O paradoxo da era tecnológica moderna é simples e cruel: quanto mais poderosa a inteligência artificial se torna, mais depressa se transforma num privilégio acessível apenas a quem já controla dados, energia e capacidade computacional. Em 21 de abril de 2026, a ONU apresentou um pacote de novas iniciativas para colmatar a clivagem digital no domínio da IA, numa tentativa de evitar que uma tecnologia capaz de resolver problemas globais acabe, em vez disso, por consolidar uma desigualdade nova e ainda mais profunda.
O histórico desta questão remonta a 1995, quando a NTIA americana utilizou pela primeira vez o termo «digital divide». A ONU abraçou o tema na Cimeira Mundial sobre a Sociedade da Informação de 2003, em Genebra, e de 2005, em Tunes, onde foram lançados os princípios da governação multilateral da Internet e criado o Fórum de Governação da Internet (IGF). Mais tarde, o foco mudou para os Objetivos de Desenvolvimento Sustentável de 2015, especialmente para o objetivo 9. Com o surgimento da IA generativa em 2022–2023, a organização reagiu através da criação do Órgão Consultivo de Alto Nível sobre IA, cujo relatório de 2024 e o subsequente Pacto Digital Global de 2025 serviram de base para os programas práticos de 2026.
O pacote de iniciativas atual inclui o lançamento do Fundo Global de IA para o Desenvolvimento, com uma meta de 8 mil milhões de dólares, a criação de centros de competência regionais em África, na Ásia e na América Latina sob a tutela da UIT e da UNESCO, além do programa «AI Skills for All», que pretende formar um milhão de especialistas de países em desenvolvimento até 2030. Segundo dados facultados pela ONU, no último ano foi possível lançar 47 projetos-piloto de aplicação de IA na agricultura e na saúde. Contudo, observadores independentes sublinham que a metodologia de avaliação dos resultados permanece opaca e pode refletir os interesses de grandes doadores.
Por trás da retórica oficial, esconde-se uma complexa rede de incentivos. Os EUA e a UE pretendem consolidar os padrões éticos ocidentais como globais para preservar a sua liderança tecnológica. A China propõe ativamente hardware e modelos acessíveis, enquanto expande a sua influência através de infraestruturas. Empresas como a Microsoft e a Google posicionam-se como parceiras, mas alguns analistas sugerem que a sua participação permite recolher dados do Sul Global para o treino contínuo dos seus próprios modelos. Os países em desenvolvimento reclamam soberania sobre os seus conjuntos de dados, embora frequentemente não possuam meios para exercer um controlo real. Possíveis manipulações de informação tornam-se evidentes na apresentação seletiva de estatísticas, onde o progresso parece mais convincente do que é na realidade.
A análise estratégica permite destacar quatro cenários realistas de desenvolvimento até 2035.
O primeiro — «Sucesso Multilateral»: a ONU consegue criar modelos multimodais abertos, adaptados às línguas e desafios locais; os beneficiários são os países de pequena e média dimensão de África e da Ásia, tendo como catalisador uma conferência conjunta em 2028 e como forças de oposição a resistência de empresas que protegem a propriedade intelectual.

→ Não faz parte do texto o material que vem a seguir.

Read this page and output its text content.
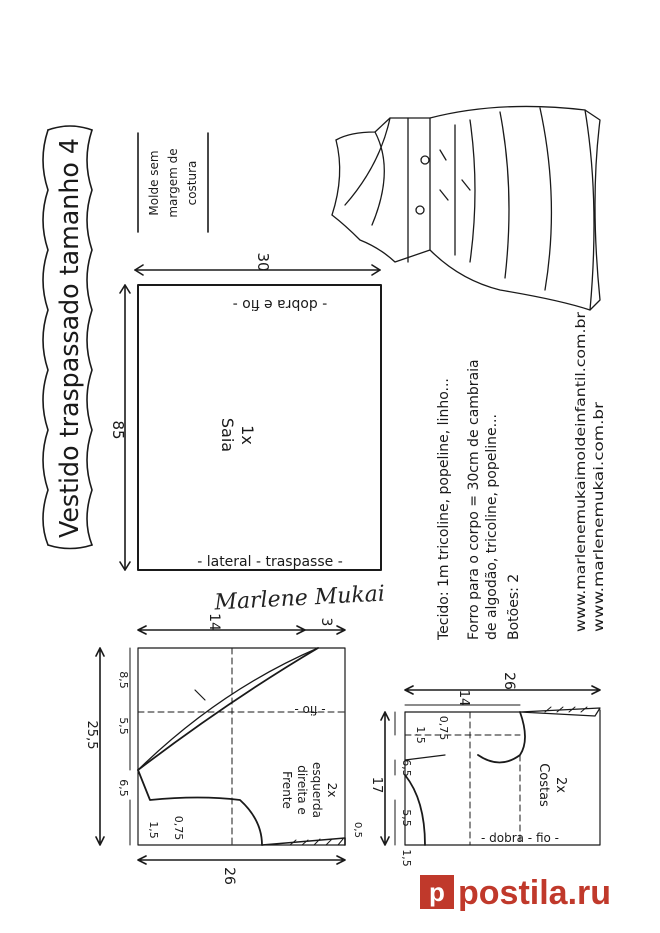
Vestido traspassado tamanho 4	Molde sem margem de costura
30
85
- dobra e fio -
Saia 1x
- lateral - traspasse -
Marlene Mukai	Tecido: 1m tricoline, popeline, linho... Forro para o corpo = 30cm de cambraia de algodão, tricoline, popeline... Botões: 2	www.marlenemukaimoldeinfantil.com.br www.marlenemukai.com.br
14	3
25,5
8,5
5,5
6,5
1,5 0,75
26
0,5
- fio -
Frente direita e esquerda 2x
26
14
17
1,5 0,75
6,5
5,5
1,5
Costas 2x
- dobra - fio -
p postila.ru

O segundo — «Fragmentação Geopolítica»: a rivalidade entre os EUA, a China e a UE conduz à emergência de três ecossistemas de IA paralelos, nos quais a ONU desempenha apenas um papel humanitário; os ganhos concentram-se nas grandes potências e nos seus aliados próximos.

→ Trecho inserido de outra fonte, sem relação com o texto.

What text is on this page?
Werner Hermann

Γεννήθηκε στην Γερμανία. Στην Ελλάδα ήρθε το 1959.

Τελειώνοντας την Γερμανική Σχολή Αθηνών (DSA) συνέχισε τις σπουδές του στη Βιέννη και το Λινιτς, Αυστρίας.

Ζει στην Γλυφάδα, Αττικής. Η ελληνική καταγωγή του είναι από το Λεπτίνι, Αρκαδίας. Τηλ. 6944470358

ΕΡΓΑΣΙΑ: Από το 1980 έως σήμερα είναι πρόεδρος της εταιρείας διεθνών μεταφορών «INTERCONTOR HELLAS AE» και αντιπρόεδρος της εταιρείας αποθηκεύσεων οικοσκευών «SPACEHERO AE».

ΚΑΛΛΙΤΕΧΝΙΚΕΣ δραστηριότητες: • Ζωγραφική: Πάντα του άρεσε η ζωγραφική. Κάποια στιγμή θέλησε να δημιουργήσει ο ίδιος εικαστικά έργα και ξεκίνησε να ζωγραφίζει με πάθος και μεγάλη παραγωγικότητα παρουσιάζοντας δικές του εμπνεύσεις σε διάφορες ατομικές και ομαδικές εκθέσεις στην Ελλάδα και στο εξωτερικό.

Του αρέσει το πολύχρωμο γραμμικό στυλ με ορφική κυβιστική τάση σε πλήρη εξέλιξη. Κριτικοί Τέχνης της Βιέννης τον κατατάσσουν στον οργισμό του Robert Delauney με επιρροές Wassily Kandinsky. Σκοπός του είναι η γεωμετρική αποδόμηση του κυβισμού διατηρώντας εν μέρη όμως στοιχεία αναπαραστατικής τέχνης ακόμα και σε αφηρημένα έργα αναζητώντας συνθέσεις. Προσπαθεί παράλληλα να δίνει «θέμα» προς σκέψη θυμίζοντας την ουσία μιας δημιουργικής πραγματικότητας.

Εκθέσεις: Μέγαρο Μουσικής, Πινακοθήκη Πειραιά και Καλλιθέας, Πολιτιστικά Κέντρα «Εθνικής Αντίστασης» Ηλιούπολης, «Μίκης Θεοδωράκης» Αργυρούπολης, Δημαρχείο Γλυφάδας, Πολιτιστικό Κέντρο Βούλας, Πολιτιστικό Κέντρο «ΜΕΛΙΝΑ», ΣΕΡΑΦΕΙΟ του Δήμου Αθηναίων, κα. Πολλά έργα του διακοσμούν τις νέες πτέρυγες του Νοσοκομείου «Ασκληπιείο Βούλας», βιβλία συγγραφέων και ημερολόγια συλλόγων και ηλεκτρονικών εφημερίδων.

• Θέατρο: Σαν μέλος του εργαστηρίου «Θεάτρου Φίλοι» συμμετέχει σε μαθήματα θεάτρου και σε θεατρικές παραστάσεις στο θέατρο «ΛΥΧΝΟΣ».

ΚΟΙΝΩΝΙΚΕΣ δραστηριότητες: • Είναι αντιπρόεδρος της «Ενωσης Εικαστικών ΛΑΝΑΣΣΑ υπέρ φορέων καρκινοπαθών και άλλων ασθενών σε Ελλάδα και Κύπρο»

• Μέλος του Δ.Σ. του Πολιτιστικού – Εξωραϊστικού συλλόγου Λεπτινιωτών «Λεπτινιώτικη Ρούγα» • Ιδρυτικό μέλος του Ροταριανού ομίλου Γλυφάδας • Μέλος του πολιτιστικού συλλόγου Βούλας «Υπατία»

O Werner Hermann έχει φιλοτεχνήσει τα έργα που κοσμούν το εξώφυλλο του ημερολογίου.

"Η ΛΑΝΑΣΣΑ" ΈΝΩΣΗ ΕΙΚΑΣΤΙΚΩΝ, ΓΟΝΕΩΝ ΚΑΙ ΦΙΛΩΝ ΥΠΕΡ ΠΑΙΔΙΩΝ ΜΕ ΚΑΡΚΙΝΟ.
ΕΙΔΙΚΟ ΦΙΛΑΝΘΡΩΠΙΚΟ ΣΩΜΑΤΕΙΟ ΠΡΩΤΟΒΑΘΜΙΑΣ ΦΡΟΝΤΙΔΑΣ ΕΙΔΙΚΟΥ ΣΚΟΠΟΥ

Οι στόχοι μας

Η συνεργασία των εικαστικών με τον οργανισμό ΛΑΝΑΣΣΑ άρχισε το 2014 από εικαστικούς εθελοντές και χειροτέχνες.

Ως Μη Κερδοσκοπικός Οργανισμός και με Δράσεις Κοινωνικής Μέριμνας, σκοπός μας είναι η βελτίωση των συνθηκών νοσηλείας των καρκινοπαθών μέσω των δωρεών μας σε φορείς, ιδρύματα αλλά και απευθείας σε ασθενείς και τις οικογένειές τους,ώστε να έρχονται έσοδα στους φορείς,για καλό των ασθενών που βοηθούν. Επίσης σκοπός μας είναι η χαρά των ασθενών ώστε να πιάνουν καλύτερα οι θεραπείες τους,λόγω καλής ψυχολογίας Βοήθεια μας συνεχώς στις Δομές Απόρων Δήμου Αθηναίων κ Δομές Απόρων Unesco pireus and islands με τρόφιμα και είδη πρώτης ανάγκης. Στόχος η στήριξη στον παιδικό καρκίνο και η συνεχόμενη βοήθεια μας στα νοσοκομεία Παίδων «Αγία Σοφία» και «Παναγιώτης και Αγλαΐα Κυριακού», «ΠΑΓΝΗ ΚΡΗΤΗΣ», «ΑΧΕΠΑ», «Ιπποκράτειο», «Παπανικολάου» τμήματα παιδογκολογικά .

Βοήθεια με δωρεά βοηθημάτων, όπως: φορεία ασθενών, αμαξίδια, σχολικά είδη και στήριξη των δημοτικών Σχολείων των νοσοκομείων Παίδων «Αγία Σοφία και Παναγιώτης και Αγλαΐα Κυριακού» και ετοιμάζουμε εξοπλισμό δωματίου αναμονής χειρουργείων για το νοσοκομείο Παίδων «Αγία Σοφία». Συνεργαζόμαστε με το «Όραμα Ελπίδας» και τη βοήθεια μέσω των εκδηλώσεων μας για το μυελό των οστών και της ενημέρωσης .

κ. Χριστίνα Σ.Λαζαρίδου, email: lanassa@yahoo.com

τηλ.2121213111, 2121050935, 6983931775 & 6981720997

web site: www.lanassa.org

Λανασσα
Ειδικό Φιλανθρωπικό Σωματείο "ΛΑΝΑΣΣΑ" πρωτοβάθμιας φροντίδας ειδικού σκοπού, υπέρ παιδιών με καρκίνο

O terceiro — «Salto Tecnológico»: uma rutura tecnológica em modelos eficientes, que funcionam em smartphones comuns com consumo mínimo de energia, permite contornar barreiras infraestruturais; as comunidades rurais e as startups locais da Índia, do Brasil e do Quénia tornam-se os maiores beneficiários. O quarto — «Estagnação Burocrática»: as iniciativas perdem-se em negociações, o fosso digital acentua-se e as vantagens da IA concentram-se em 15–20 % das economias mais desenvolvidas, elevando o risco de instabilidade global.
A tese que une toda esta análise reside numa ideia simples: o papel histórico da ONU como fórum para prevenir conflitos está agora a ser testado na sua capacidade de acompanhar a rapidez das transformações tecnológicas, em vez de se limitar a registar as suas consequências.
Uma redução real do fosso digital apenas começará quando, no lugar de novas resoluções, os países começarem a investir massivamente em professores, eletricidade e modelos de IA abertos diretamente nas comunidades locais.